Mas eu não sou cientista, só um lampejo
Me surpreendeu ao passar pelo relvado
E a “jóia” encontrar do desleixado
Ou do infeliz que esperar não teve ensejo,
Mas foram moscas a me causarem tal surpresa
E à luz do sol me mostrar falsa beleza...
CONDÃO III
Não obstante, revoaram bem depressa,
Mal pressentiram minha aproximação,
Como um enxame ergueram-se do chão,
Qual um falso condão que revoar não cessa.

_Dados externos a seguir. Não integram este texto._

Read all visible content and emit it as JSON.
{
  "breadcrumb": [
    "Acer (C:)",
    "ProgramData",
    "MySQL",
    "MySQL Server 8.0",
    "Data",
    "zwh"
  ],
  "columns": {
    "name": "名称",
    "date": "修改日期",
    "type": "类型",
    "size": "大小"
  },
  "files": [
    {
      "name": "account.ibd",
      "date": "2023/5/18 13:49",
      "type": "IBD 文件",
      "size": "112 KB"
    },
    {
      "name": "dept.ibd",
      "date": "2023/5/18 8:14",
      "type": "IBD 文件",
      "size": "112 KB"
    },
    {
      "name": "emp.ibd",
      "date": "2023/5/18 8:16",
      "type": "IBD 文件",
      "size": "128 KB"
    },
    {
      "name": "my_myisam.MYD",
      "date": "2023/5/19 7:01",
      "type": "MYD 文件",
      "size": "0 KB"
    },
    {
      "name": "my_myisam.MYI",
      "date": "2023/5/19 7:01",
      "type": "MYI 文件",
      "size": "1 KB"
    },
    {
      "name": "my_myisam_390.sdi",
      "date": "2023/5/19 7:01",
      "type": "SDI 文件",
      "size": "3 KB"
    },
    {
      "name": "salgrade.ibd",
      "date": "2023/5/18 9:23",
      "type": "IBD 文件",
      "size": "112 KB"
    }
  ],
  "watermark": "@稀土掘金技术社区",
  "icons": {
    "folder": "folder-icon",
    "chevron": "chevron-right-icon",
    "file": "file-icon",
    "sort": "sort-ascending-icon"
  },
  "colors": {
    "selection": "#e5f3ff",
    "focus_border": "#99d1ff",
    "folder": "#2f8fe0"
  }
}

No mesmo instante, revelou-se a peça
Que originara em mim tanta ilusão,
Era um gestalt apenas,
dir-me-ão
Os psicólogos, configurada nessa
Figuração de desprezo até arquetípica.
Claro que tive subitâneo desaponto,
Não que uma jóia julgasse abandonada,
À natureza em cumprimento de obra cíclica;
Mas fui tomado por esse impulso tonto,
A minha surpresa assim glorificada!...
INEXPERIÊNCIA I – 30 nov 2019
O mais lindo do caso, é que não sinto
mais que alegria ao ver ideal adiado,
tal qual se virgem fosse, sem cansado
sentir o corpo gasto de absinto...
Minha tensão se foi: de renascer pressinto
junto de ti, qual jovem namorado,
meu peito se renova de encantado
teu beijo quente como vinho tinto...
E esse hesitar que aos trinta magoaria,
ao meu verdor apenas pequenino
de vinte anos, tanto amor traria...
Junto de ti, retornei a ser menino,
e as frustrações que adulto sentiria
tomei por dote meigo do destino!...
INEXPERIÊNCIA II
Não sei porque hoje me deixo recordar
acontecimentos entranhados no passado,
essas lembranças que havia bem guardado,
sem com tal revivescência me importar.
Conforme dizem, da vida no findar,
fica o presente meio descurado,
lembrando apenas seu antigo fado,
a mente inteira seus fantasmas a chamar.
Mas por enquanto, a memória do presente
se encontra em mim fiel e permanente,
sei muito bem o que fiz o dia inteiro;
mas “o alemão” talvez esteja à espreita
e ao devaneio a mente então sujeita,
do dia as memórias afastando bem ligeiro.
INEXPERIÊNCIA III
Talvez por isso hoje sinta-me inclinado
a registrar qualquer recordação,
sentindo pálida a presente situação,
por poucas coisas a sentir-me entusiasmado;
o certo é que hoje tudo tem lugar marcado,
não há surpresa envolvida na atuação,
hora escolhida para cada refeição,
cada tarefa ou passeio já esperado;
mas nem por isso me atolo na rotina
e ainda encontro surpresa pequenina
se, por exemplo, a esposa me sorri;
não que me seja tão raro um tal sorriso,
mas cada vez que embeleza o rosto liso,
lembro a esperança da primeira vez que a vi.